Another finding was that the selection procedure is cost effective. The admission lottery is financed by the state, whereas decentralised selection costs the university €139,000 a year. “In the selection group, there was less dropout in the bachelor’s phase. Dropouts result in less government funding per student, while the programme costs are virtually unchanged. Moreover, students admitted through the lottery are more likely to retake courses. Selecting students means you avoid these losses, and easily offsets the costs of the selection procedure.”
Mirjam oude Egbrink is professor of Implementation of Educational Innovations and scientific director of the FHML Institute for Education. Within the SHE institute, her research focuses on education, with a special interest in the link between educational research and practice.

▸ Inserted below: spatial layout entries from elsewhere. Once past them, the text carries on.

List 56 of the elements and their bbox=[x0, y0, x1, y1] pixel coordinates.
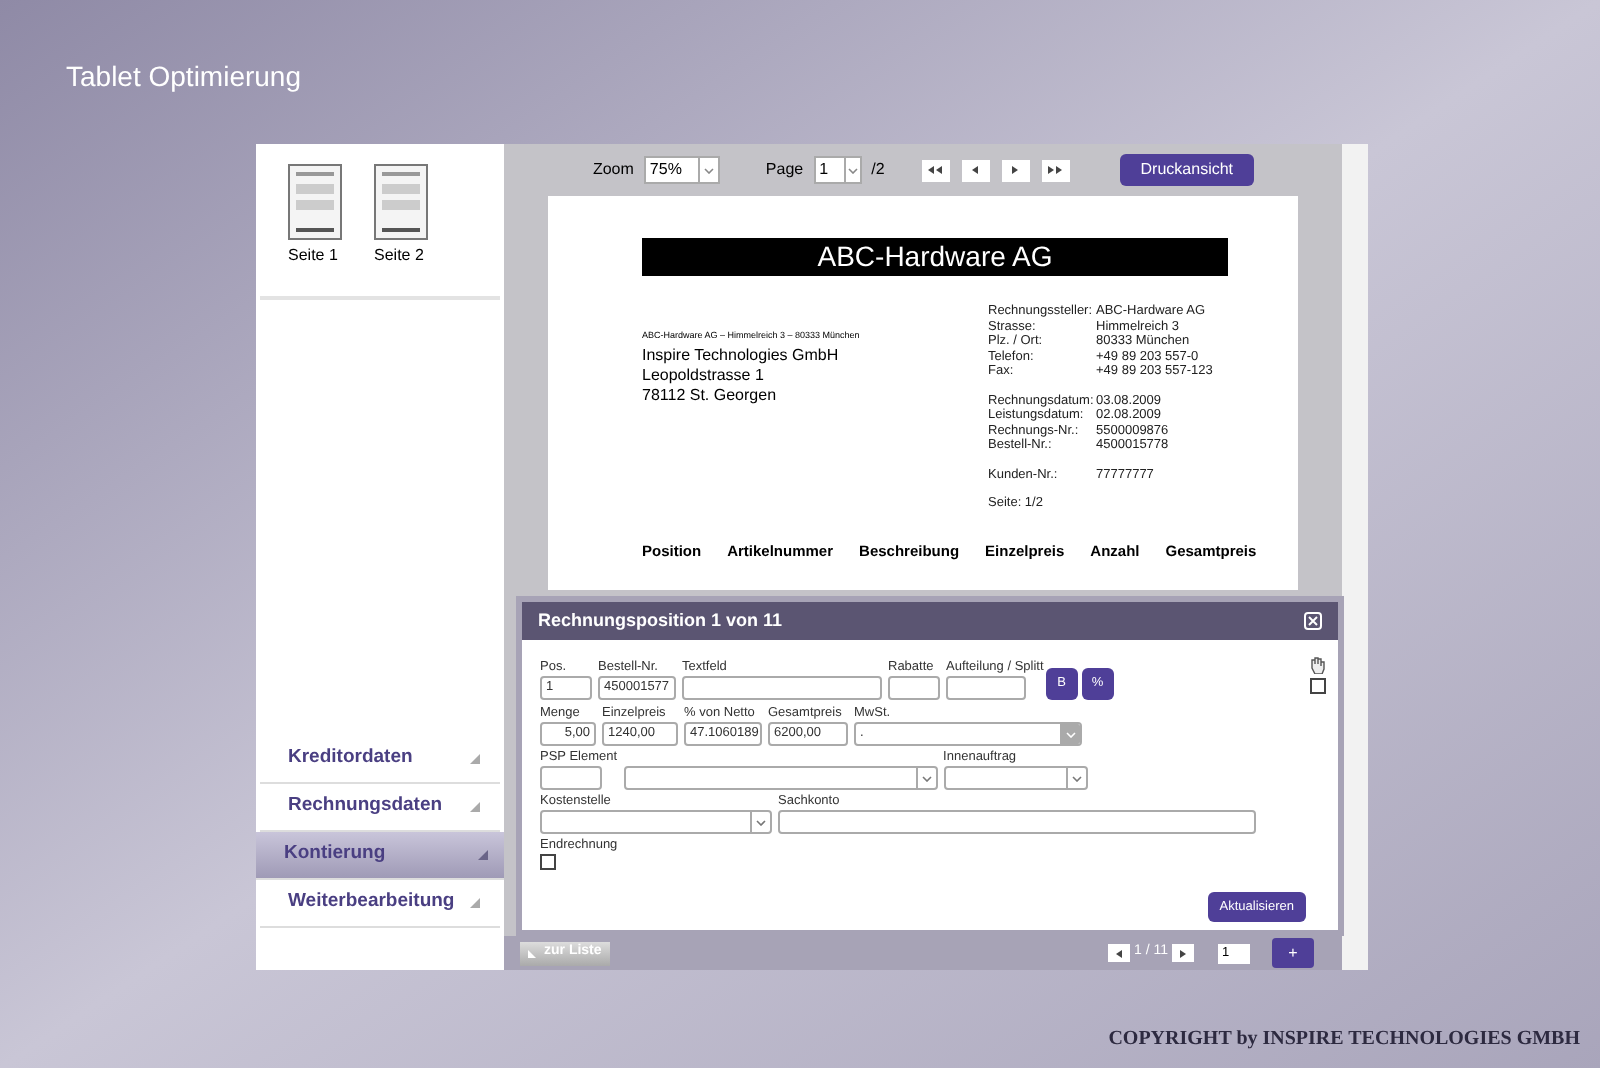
thumbnail-label: Seite 2 bbox=[374, 244, 424, 268]
corner-triangle-icon bbox=[470, 802, 480, 812]
input-field[interactable] bbox=[682, 676, 882, 700]
zoom-select[interactable]: 75% bbox=[643, 156, 720, 184]
dialog-title: Rechnungsposition 1 von 11 bbox=[538, 607, 783, 634]
caret-icon bbox=[1066, 731, 1076, 737]
corner-triangle-icon bbox=[470, 898, 480, 908]
right-arrow-icon bbox=[1012, 166, 1021, 174]
corner-triangle-icon bbox=[470, 754, 480, 764]
input-field[interactable] bbox=[946, 676, 1026, 700]
caret-icon bbox=[1071, 775, 1082, 781]
left-arrow-icon bbox=[1116, 949, 1122, 957]
thumbnail-label: Seite 1 bbox=[288, 244, 338, 268]
checkbox[interactable] bbox=[540, 854, 556, 870]
corner-triangle-icon bbox=[478, 850, 488, 860]
page-total: /2 bbox=[871, 158, 885, 182]
page-select[interactable]: 1 bbox=[813, 156, 862, 184]
caret-icon bbox=[703, 167, 714, 173]
address-line: Inspire Technologies GmbH bbox=[642, 345, 841, 366]
caret-icon bbox=[756, 819, 766, 825]
page-nav-button[interactable] bbox=[1108, 944, 1130, 962]
input-field[interactable] bbox=[540, 766, 602, 790]
page-label: Page bbox=[765, 158, 804, 182]
input-field[interactable] bbox=[778, 810, 1256, 834]
slide-title: Tablet Optimierung bbox=[66, 58, 302, 96]
hand-icon bbox=[1310, 656, 1326, 674]
caret-icon bbox=[847, 167, 858, 173]
left-arrow-icon bbox=[972, 166, 981, 174]
skip-button[interactable] bbox=[922, 159, 951, 181]
input-field[interactable] bbox=[888, 676, 940, 700]
double-left-arrow-icon bbox=[928, 166, 945, 174]
dropdown-field[interactable] bbox=[943, 766, 1088, 790]
corner-triangle-icon bbox=[528, 949, 536, 957]
zoom-label: Zoom bbox=[592, 158, 634, 182]
checkbox[interactable] bbox=[1310, 678, 1326, 694]
address-line: 78112 St. Georgen bbox=[642, 385, 779, 406]
close-icon[interactable] bbox=[1304, 612, 1322, 630]
caret-icon bbox=[921, 775, 932, 781]
copyright-text: COPYRIGHT by INSPIRE TECHNOLOGIES GMBH bbox=[1108, 1026, 1580, 1054]
nav-item[interactable]: Weiterbearbeitung bbox=[260, 880, 500, 928]
company-banner: ABC-Hardware AG bbox=[642, 238, 1228, 276]
dropdown-field[interactable] bbox=[623, 766, 938, 790]
address-line: Leopoldstrasse 1 bbox=[642, 365, 766, 386]
add-button[interactable]: + bbox=[1272, 938, 1314, 968]
double-right-arrow-icon bbox=[1048, 166, 1065, 174]
right-arrow-icon bbox=[1180, 949, 1186, 957]
page-nav-button[interactable] bbox=[1002, 159, 1031, 181]
nav-item[interactable]: Kreditordaten bbox=[260, 736, 500, 784]
dropdown-field[interactable] bbox=[540, 810, 772, 834]
page-nav-button[interactable] bbox=[1172, 944, 1194, 962]
page-nav-button[interactable] bbox=[962, 159, 991, 181]
nav-item[interactable]: Kontierung bbox=[256, 832, 508, 880]
page-thumbnail[interactable] bbox=[288, 164, 342, 240]
skip-button[interactable] bbox=[1042, 159, 1071, 181]
print-view-button[interactable]: Druckansicht bbox=[1120, 154, 1254, 186]
page-thumbnail[interactable] bbox=[374, 164, 428, 240]
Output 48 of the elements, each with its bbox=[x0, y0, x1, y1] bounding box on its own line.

Schreurs’s research demonstrates that the selection procedure used in Medicine measures what it is intended to measure and indeed predicts study success. Does this also result in better doctors? Oude Egbrink: “We hope so, not least because they communicate and cooperate better. These are important requirements in the national plan that describes the learning outcomes for medical training. And complaints about doctors are more likely to concern these competences than a lack of knowledge. Schreurs: “The clincher is that we see the biggest difference in performance at the end of the master’s programme—the phase in which students already work as ‘semi-doctors’ in clinical practice.”
To the point
Neither have a bad word to say about working together. “I had to learn a lot at the beginning—including certain competences”, Schreurs says. “Maybe we should look at that when we select our PhD candidates too”, her supervisor laughs. “Unstructured interviews are indeed a poor selection method for job applications”, Schreurs continues. “Seriously though, I come from Psychology and was used to writing these long theoretical treatises. Mirjam is more to the point. I didn’t like giving presentations, either, but we tackled that together and it’s now going well.”
Oude Egbrink learnt a lot from Schreurs about the methodology. The key was that it answered the crucial question as to whether the selection method actually measures what it ought to measure; in this case, particular competences. “That Sanne has grown so much fills me with pride. She’s become a good researcher.” In turn, Schreurs was surprised by Oude Egbrink. “I’d always found important people to be standoffish. Then you meet Mirjam, who is sweet and supportive in every respect. It’s great that she’s stayed true to herself.”
Both researchers emphasise that they relied on input from co-supervisors Kitty Cleutjens, associate professor at Pathology, and Jennifer Cleland from the University of Aberdeen. Oude Egbrink: “We brainstormed together about the concepts and method. Cleland has a lot of experience in selection research and contributed the international perspective.” Schreurs: “Selection procedures are very common worldwide. Admission by lottery is typically Dutch, and unheard of in countries like England or the United States.”
Meanwhile, the eternal debate on selection versus lottery has entered a new phase, with politicians calling for the reintroduction of lotteries. The researchers find that a shame. “There’s a lack of nuance in the debate. People are talking about expensive selection procedures that don’t work without even considering the evidence”, Oude Egbrink says. “We’ve only been using selection for a relatively short time”, Schreurs adds. “We should be given time to study how to improve and optimise it.”
Sanne Schreurs holds a master’s degree in Psychology and recently defended her PhD at the School of Health Professions Education (SHE). She is also a lecturer and educational adviser to the Faculty Development taskforce and a member of the Study Smart project of the FHML and EdLab.